By this point, it is almost impossible to argue that such head-to-head comparisons are not intended.  But, there is one issue here that is left for us to wrestle with: How does the individual person become part of these larger depictions?

Here’s where I am on that issue at present:

– The “earth-dwellers” living out in the world (see 1 John 2:15-17) get sucked into Babylon the Great by carousing with the world system (Rev. 17:2).  Those in religious settings get sucked in by Jezebel-like relationships (Rev. 2:20-24).

– The “heaven-dwellers” accept the invitation to go to the marriage feast of the Lamb (19:9), which is nothing more or less than the gospel of grace (22:14, 17).  In accepting that invitation, they actually are taken up into the larger figure of the Bride (19:7-8), just as unbelievers appear to be ultimately assimilated into the larger figure of Babylon the Great–which must be the case, if for no other reason than that Babylon the Great ends up receiving the exact judgment for the death of the martyrs in 19:1-2 for which the martyrs had prayed for in regard to the “earth-dwellers” in 6:9-11.
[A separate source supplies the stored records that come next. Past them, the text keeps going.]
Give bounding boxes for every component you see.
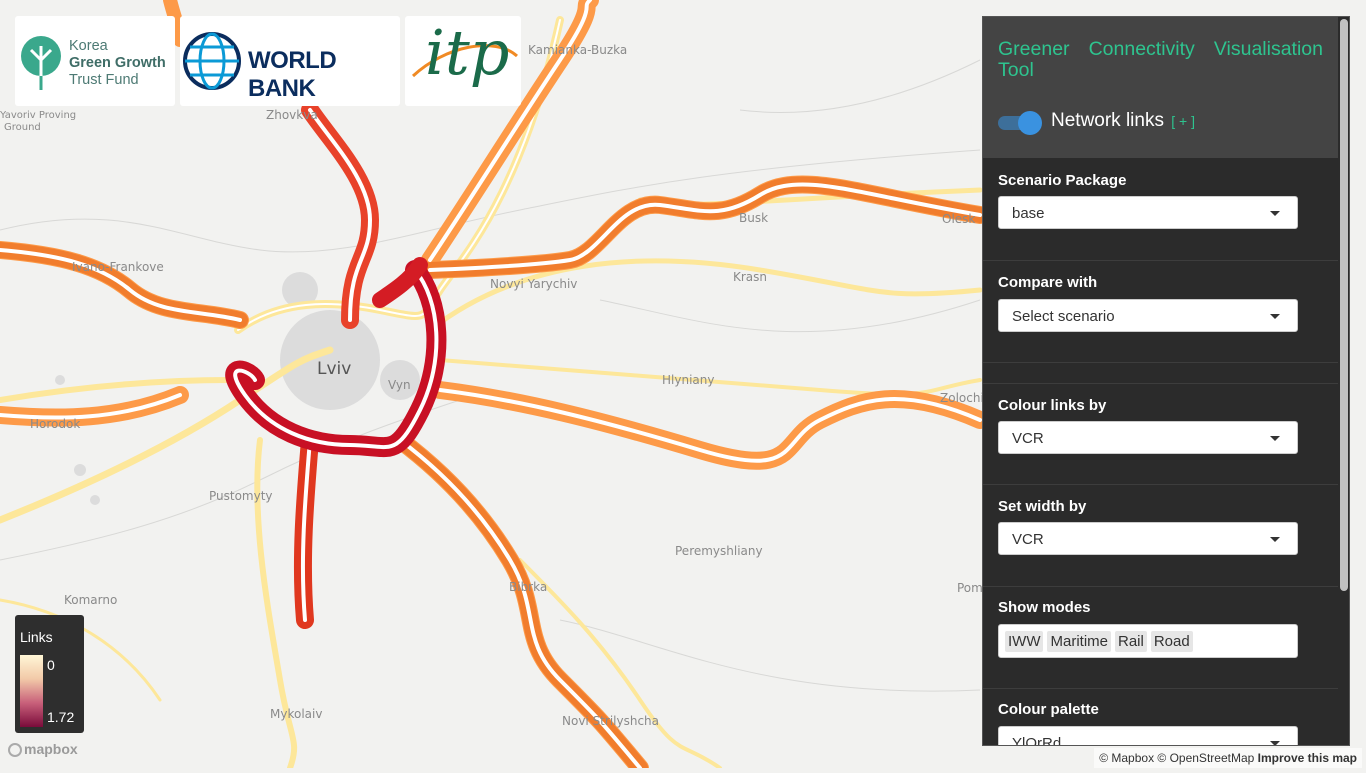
mode-chip-road[interactable]: Road <box>1150 631 1193 652</box>
place-label-proving-ground-1: Yavoriv Proving <box>0 110 77 121</box>
attribution-text[interactable]: © Mapbox © OpenStreetMap <box>1099 751 1254 765</box>
set-width-value: VCR <box>1012 531 1044 548</box>
colour-links-section: Colour links by VCR <box>983 383 1338 485</box>
mode-chip-iww[interactable]: IWW <box>1005 631 1044 652</box>
scenario-package-select[interactable]: base <box>998 196 1298 229</box>
map-attribution: © Mapbox © OpenStreetMap Improve this ma… <box>1094 748 1362 768</box>
place-label-vynnyky: Vyn <box>388 378 411 392</box>
mode-chip-rail[interactable]: Rail <box>1115 631 1147 652</box>
set-width-section: Set width by VCR <box>983 484 1338 587</box>
chevron-down-icon <box>1270 436 1280 441</box>
world-bank-wordmark: WORLD BANK <box>248 47 337 102</box>
panel-scrollbar[interactable] <box>1340 19 1348 591</box>
toggle-label-text: Network links <box>1051 110 1164 131</box>
place-label-pustomyty: Pustomyty <box>209 489 273 503</box>
world-bank-logo: WORLD BANK <box>180 16 400 106</box>
chevron-down-icon <box>1270 211 1280 216</box>
legend-title: Links <box>20 629 53 645</box>
place-label-horodok: Horodok <box>30 417 81 431</box>
mode-chip-maritime[interactable]: Maritime <box>1047 631 1111 652</box>
place-label-mykolaiv: Mykolaiv <box>270 707 323 721</box>
panel-header: Greener Connectivity Visualisation Tool … <box>983 17 1338 158</box>
place-label-proving-ground-2: Ground <box>4 122 41 133</box>
network-links-toggle[interactable] <box>998 111 1042 135</box>
place-label-ivano-frankove: Ivano-Frankove <box>72 260 164 274</box>
scenario-package-section: Scenario Package base <box>983 158 1338 260</box>
place-label-hlyniany: Hlyniany <box>662 373 715 387</box>
set-width-label: Set width by <box>998 498 1087 515</box>
show-modes-label: Show modes <box>998 599 1091 616</box>
show-modes-section: Show modes IWW Maritime Rail Road <box>983 586 1338 689</box>
place-label-peremyshliany: Peremyshliany <box>675 544 763 558</box>
colour-links-select[interactable]: VCR <box>998 421 1298 454</box>
toggle-knob <box>1018 111 1042 135</box>
compare-with-section: Compare with Select scenario <box>983 260 1338 363</box>
compare-with-placeholder: Select scenario <box>1012 308 1115 325</box>
spacer-section <box>983 362 1338 384</box>
colour-links-label: Colour links by <box>998 397 1107 414</box>
place-label-novyi-yarychiv: Novyi Yarychiv <box>490 277 578 291</box>
chevron-down-icon <box>1270 314 1280 319</box>
place-label-krasne: Krasn <box>733 270 768 284</box>
kggtf-wordmark: Korea Green Growth Trust Fund <box>69 38 166 89</box>
app-title: Greener Connectivity Visualisation Tool <box>998 38 1323 81</box>
place-label-busk: Busk <box>739 211 769 225</box>
kggtf-line3: Trust Fund <box>69 72 139 88</box>
expand-links-button[interactable]: [ + ] <box>1171 113 1195 129</box>
place-label-lviv: Lviv <box>317 359 352 379</box>
globe-icon <box>183 32 241 90</box>
control-panel: Greener Connectivity Visualisation Tool … <box>982 16 1350 746</box>
kggtf-line2: Green Growth <box>69 55 166 71</box>
links-legend: Links 0 1.72 <box>15 615 84 733</box>
mapbox-wordmark: mapbox <box>24 741 78 757</box>
colour-links-value: VCR <box>1012 430 1044 447</box>
colour-palette-value: YlOrRd <box>1012 735 1062 746</box>
place-label-bibrka: Bibrka <box>509 580 548 594</box>
scenario-package-label: Scenario Package <box>998 172 1127 189</box>
mapbox-icon <box>8 743 22 757</box>
itp-wordmark: itp <box>425 16 510 89</box>
place-label-komarno: Komarno <box>64 593 118 607</box>
set-width-select[interactable]: VCR <box>998 522 1298 555</box>
colour-palette-select[interactable]: YlOrRd <box>998 726 1298 746</box>
compare-with-label: Compare with <box>998 274 1098 291</box>
compare-with-select[interactable]: Select scenario <box>998 299 1298 332</box>
colour-palette-section: Colour palette YlOrRd <box>983 688 1338 746</box>
chevron-down-icon <box>1270 741 1280 745</box>
place-label-zhovkva: Zhovkva <box>266 108 318 122</box>
legend-colour-ramp <box>20 655 43 727</box>
scenario-package-value: base <box>1012 205 1045 222</box>
itp-logo: itp <box>405 16 521 106</box>
place-label-novi-strilyshcha: Novi Strilyshcha <box>562 714 660 728</box>
place-label-kamianka-buzka: Kamianka-Buzka <box>528 43 628 57</box>
legend-min: 0 <box>47 657 55 673</box>
tree-icon <box>21 36 61 90</box>
network-links-label: Network links [ + ] <box>1051 110 1195 132</box>
legend-max: 1.72 <box>47 709 75 725</box>
colour-palette-label: Colour palette <box>998 701 1099 718</box>
mapbox-logo[interactable]: mapbox <box>8 741 78 757</box>
kggtf-logo: Korea Green Growth Trust Fund <box>15 16 175 106</box>
place-label-zolochiv: Zolochi <box>940 391 984 405</box>
kggtf-line1: Korea <box>69 38 108 54</box>
place-label-olesko: Olesk <box>942 212 976 226</box>
place-label-pomoriany: Pom <box>957 581 983 595</box>
improve-map-link[interactable]: Improve this map <box>1258 751 1357 765</box>
chevron-down-icon <box>1270 537 1280 542</box>
show-modes-multiselect[interactable]: IWW Maritime Rail Road <box>998 624 1298 658</box>
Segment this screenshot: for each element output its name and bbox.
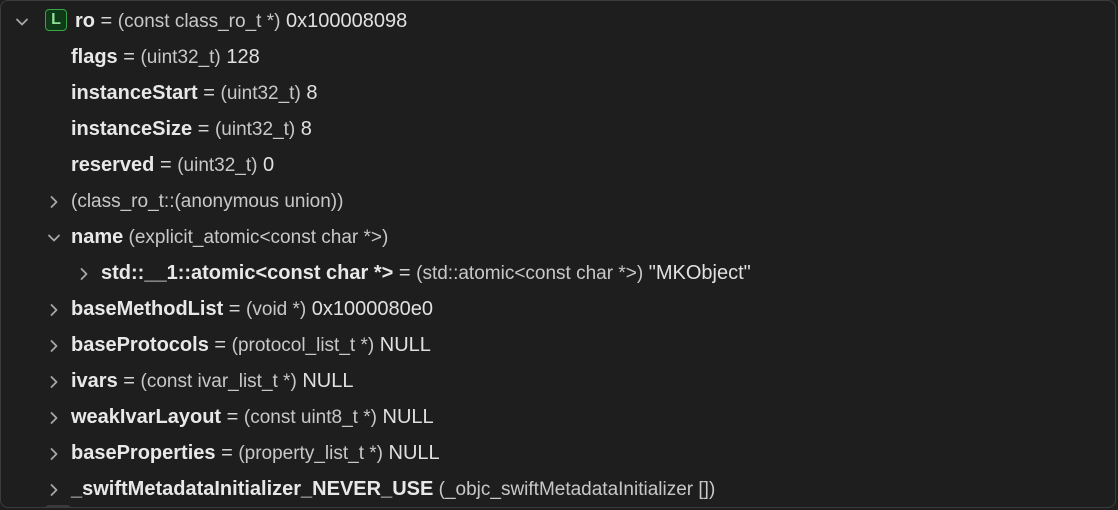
tree-row-name[interactable]: name (explicit_atomic<const char *>) <box>1 219 1115 255</box>
tree-row-std-atomic[interactable]: std::__1::atomic<const char *> = (std::a… <box>1 255 1115 291</box>
variable-type: (const ivar_list_t *) <box>140 371 297 392</box>
variable-type: (uint32_t) <box>177 155 258 176</box>
variable-name: reserved <box>71 154 155 176</box>
variable-type: (_objc_swiftMetadataInitializer []) <box>433 479 716 500</box>
tree-row-ivars[interactable]: ivars = (const ivar_list_t *) NULL <box>1 363 1115 399</box>
variable-name: baseProperties <box>71 442 216 464</box>
tree-row-baseProtocols[interactable]: baseProtocols = (protocol_list_t *) NULL <box>1 327 1115 363</box>
tree-row-instanceSize[interactable]: instanceSize = (uint32_t) 8 <box>1 111 1115 147</box>
variable-value: NULL <box>382 442 440 464</box>
chevron-right-icon[interactable] <box>45 327 63 363</box>
partial-next-row-indicator <box>45 505 71 507</box>
variable-type: (uint32_t) <box>220 83 301 104</box>
variable-name: ivars <box>71 370 118 392</box>
chevron-down-icon[interactable] <box>13 3 31 39</box>
variable-type: (uint32_t) <box>140 47 221 68</box>
equals-sign: = <box>197 82 221 104</box>
tree-row-ro[interactable]: Lro = (const class_ro_t *) 0x100008098 <box>1 3 1115 39</box>
equals-sign: = <box>393 262 417 284</box>
tree-row-swiftMetadataInitializer[interactable]: _swiftMetadataInitializer_NEVER_USE (_ob… <box>1 471 1115 507</box>
variable-value: NULL <box>376 406 434 428</box>
variable-name: weakIvarLayout <box>71 406 222 428</box>
variable-type: (class_ro_t::(anonymous union)) <box>71 191 344 212</box>
tree-row-weakIvarLayout[interactable]: weakIvarLayout = (const uint8_t *) NULL <box>1 399 1115 435</box>
variable-value: NULL <box>374 334 431 356</box>
chevron-right-icon[interactable] <box>45 363 63 399</box>
variable-name: name <box>71 226 124 248</box>
tree-row-baseProperties[interactable]: baseProperties = (property_list_t *) NUL… <box>1 435 1115 471</box>
variable-type: (explicit_atomic<const char *>) <box>123 227 389 248</box>
variables-tree: Lro = (const class_ro_t *) 0x100008098 f… <box>1 3 1115 507</box>
equals-sign: = <box>221 406 244 428</box>
equals-sign: = <box>117 370 141 392</box>
equals-sign: = <box>117 46 141 68</box>
variable-type: (const class_ro_t *) <box>117 11 281 32</box>
chevron-right-icon[interactable] <box>45 291 63 327</box>
variable-value: 0 <box>257 154 275 176</box>
variable-type: (std::atomic<const char *>) <box>416 263 644 284</box>
tree-row-instanceStart[interactable]: instanceStart = (uint32_t) 8 <box>1 75 1115 111</box>
equals-sign: = <box>223 298 247 320</box>
equals-sign: = <box>192 118 215 140</box>
tree-row-anonymous-union[interactable]: (class_ro_t::(anonymous union)) <box>1 183 1115 219</box>
tree-row-baseMethodList[interactable]: baseMethodList = (void *) 0x1000080e0 <box>1 291 1115 327</box>
chevron-right-icon[interactable] <box>45 435 63 471</box>
variable-value: 0x100008098 <box>280 10 408 32</box>
variable-name: ro <box>75 10 95 32</box>
variable-name: _swiftMetadataInitializer_NEVER_USE <box>71 478 434 500</box>
variable-name: std::__1::atomic<const char *> <box>101 262 394 284</box>
variable-value: "MKObject" <box>643 262 751 284</box>
tree-row-reserved[interactable]: reserved = (uint32_t) 0 <box>1 147 1115 183</box>
equals-sign: = <box>95 10 118 32</box>
equals-sign: = <box>154 154 178 176</box>
variable-name: baseProtocols <box>71 334 209 356</box>
equals-sign: = <box>208 334 232 356</box>
variable-name: baseMethodList <box>71 298 224 320</box>
variable-type: (protocol_list_t *) <box>231 335 375 356</box>
variable-value: 128 <box>220 46 260 68</box>
equals-sign: = <box>215 442 239 464</box>
chevron-right-icon[interactable] <box>75 255 93 291</box>
variable-type: (property_list_t *) <box>238 443 383 464</box>
variable-type: (void *) <box>246 299 307 320</box>
variable-type: (uint32_t) <box>214 119 296 140</box>
variable-value: 8 <box>295 118 312 140</box>
chevron-right-icon[interactable] <box>45 399 63 435</box>
variable-name: instanceSize <box>71 118 193 140</box>
variable-type: (const uint8_t *) <box>243 407 377 428</box>
variables-view-panel: Lro = (const class_ro_t *) 0x100008098 f… <box>0 0 1116 508</box>
variable-name: instanceStart <box>71 82 198 104</box>
chevron-right-icon[interactable] <box>45 471 63 507</box>
variable-value: 8 <box>300 82 318 104</box>
chevron-right-icon[interactable] <box>45 183 63 219</box>
variable-value: 0x1000080e0 <box>306 298 434 320</box>
variable-value: NULL <box>296 370 354 392</box>
chevron-down-icon[interactable] <box>45 219 63 255</box>
tree-row-flags[interactable]: flags = (uint32_t) 128 <box>1 39 1115 75</box>
local-variable-badge-icon: L <box>45 8 67 31</box>
variable-name: flags <box>71 46 118 68</box>
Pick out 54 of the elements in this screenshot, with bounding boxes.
Next time, I am going to start discussing the overall literary structure of Revelation.  I will begin with the conventional structure, first laying it out, then working through its major implications.  After that, I will work with the grand chiastic structure of the book.

From either perspective, the Apocalypse is a literary masterpiece.  That both structures exist, and so beautifully complement one another, is mind-boggling!  That is why it took me so long to come to that conclusion myself back in the 1990s.  For some time, I just could not get my brain around it, though, eventually, the evidence just wore me down and convinced me.